Black Friday

Black Friday

8 de dezembro de 2017
por Amanda Cordeiro Ribeiro -
Colégio Recanto - Rio de Janeiro, RJ


Em um telejornal vemos imagens de multidões se esbarrando nos apertados corredores de uma grande loja de eletrodomésticos no Black Friday.

Black Friday é mais uma dessas datas importadas e pautadas de um momento para o outro na agenda midiática anual. Termo criado pelo varejo nos EUA para o dia das grandes ações de vendas com descontos e promoções após o feriado de Ação de Graças, vem desde 2010 sendo adotado pelas grandes lojas tanto on line como físicas no Brasil.

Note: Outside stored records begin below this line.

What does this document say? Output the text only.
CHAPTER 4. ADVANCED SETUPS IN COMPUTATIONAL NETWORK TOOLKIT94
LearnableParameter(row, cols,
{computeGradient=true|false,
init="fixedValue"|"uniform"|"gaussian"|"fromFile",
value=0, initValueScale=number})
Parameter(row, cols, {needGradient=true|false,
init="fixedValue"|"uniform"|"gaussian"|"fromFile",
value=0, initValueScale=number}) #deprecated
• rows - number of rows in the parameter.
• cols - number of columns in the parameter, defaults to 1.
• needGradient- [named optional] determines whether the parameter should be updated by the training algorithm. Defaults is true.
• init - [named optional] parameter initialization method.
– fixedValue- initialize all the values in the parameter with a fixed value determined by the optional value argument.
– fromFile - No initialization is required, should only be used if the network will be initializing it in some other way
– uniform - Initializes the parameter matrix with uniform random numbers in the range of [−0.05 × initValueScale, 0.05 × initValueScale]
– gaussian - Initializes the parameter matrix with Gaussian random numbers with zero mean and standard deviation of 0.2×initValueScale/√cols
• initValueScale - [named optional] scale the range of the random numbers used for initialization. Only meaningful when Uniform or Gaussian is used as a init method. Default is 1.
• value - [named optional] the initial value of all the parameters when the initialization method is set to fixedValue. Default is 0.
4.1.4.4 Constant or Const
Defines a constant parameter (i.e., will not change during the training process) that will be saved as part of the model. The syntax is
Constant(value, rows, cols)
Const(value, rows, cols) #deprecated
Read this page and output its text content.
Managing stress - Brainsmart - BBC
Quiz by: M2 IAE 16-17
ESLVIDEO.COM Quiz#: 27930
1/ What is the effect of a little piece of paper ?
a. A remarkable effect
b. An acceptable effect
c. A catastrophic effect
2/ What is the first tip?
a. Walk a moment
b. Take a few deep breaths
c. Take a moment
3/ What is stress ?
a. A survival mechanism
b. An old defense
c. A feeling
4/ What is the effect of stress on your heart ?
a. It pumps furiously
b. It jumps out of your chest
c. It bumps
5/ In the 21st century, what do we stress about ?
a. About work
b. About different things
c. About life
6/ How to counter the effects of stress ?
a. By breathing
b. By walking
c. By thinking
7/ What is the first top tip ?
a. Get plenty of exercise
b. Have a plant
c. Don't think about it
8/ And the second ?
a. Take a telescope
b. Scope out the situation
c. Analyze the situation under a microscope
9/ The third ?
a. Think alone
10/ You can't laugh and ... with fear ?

Uma senhora aposentada é sincera com uma repórter, vira para a câmera e dispara: “vim aqui para comprar outra coisa, mas acabei vendo uma TV de 50 polegadas em promoção e acabei comprando!”. Nem dezenas de sessões de psicanálise fariam alguém aflorar tal sinceridade: o ato impulsivo e irracional foi racionalizado por uma palavra mágica: “promoção”.

A aparência racional da lógica do custo/benefício contida na palavra /promoção/ serve como um placebo psíquico que nos liberta da má consciência da culpa.

Nos tempos da sua fase semiológica, em 1973 o pensador francês Jean Baudrillard, em seu livro O Sistema dos Objetos, criou um dos conceitos talvez menos compreendidos da sua obra: a “Lógica do Papai Noel”. Ele via na Publicidade uma lógica da fábula e da adesão, semelhante ao que as crianças fazem com seus mitos, sem se interrogar sobre a existência deles.

Assim como o Papai Noel, onde crianças e adultos não creem nele e nem na sua relação de causa e efeito com os presentes.

“A crença no Papai Noel é uma fábula racionalizante que permite preservar na segunda infância a miraculosa relação de gratificação pelos pais (mais precisamente pela mãe) que caracteriza a relação da primeira infância. (…) se fundamenta no interesse recíproco que as duas partes têm em preservar a relação. O Papai Noel em tudo isso não tem importância e a criança só acredita nele porque no fundo não tem importância.” (BAUDRILLARD, Jean. O Sistema dos Objetos, São Paulo: Perspectiva, 1973, p. 176).

Para Baudrillard a operação publicitária seria da mesma ordem: nem slogans, textos publicitários ou informações são decisivos para a compra. As pessoas não acreditam em Publicidade mais do que acreditam em Papai Noel. Então para que serve a Publicidade? Para racionalizar o desejo da compra.

Aqui Baudrillard aproxima-se da noção freudiana da racionalização como um álibi perfeito. O ser humano não é um ser propriamente racional, mas racionalizante: a maior parte do tempo agindo por impulso ou compulsão, sem ser “racional” no sentido de pensar antes de agir. Por isso o indivíduo necessita de um álibi para justificar diante dos outros e de si mesmo a razão dos seus atos.

Tal como o criminoso que sabe que cometeu o crime, ele necessita de um álibi. Assim como o criminoso que não acredita no álibi porque sabe que cometeu o crime, da mesma forma o consumidor acha bastante útil o álibi: para fazê-lo esquecer do crime.

Slogans e toda a retórica publicitária nada mais seria do que o Papai Noel oferecido para o consumidor criar uma “desculpa” para si mesmo e aos outros sobre o porquê da aquisição. Um motivo nobre, aqui, uma promoção ali ou uma “relação custo benefício” acolá. Ou um evento midiático como o Black Friday, o Papai Noel dos adultos.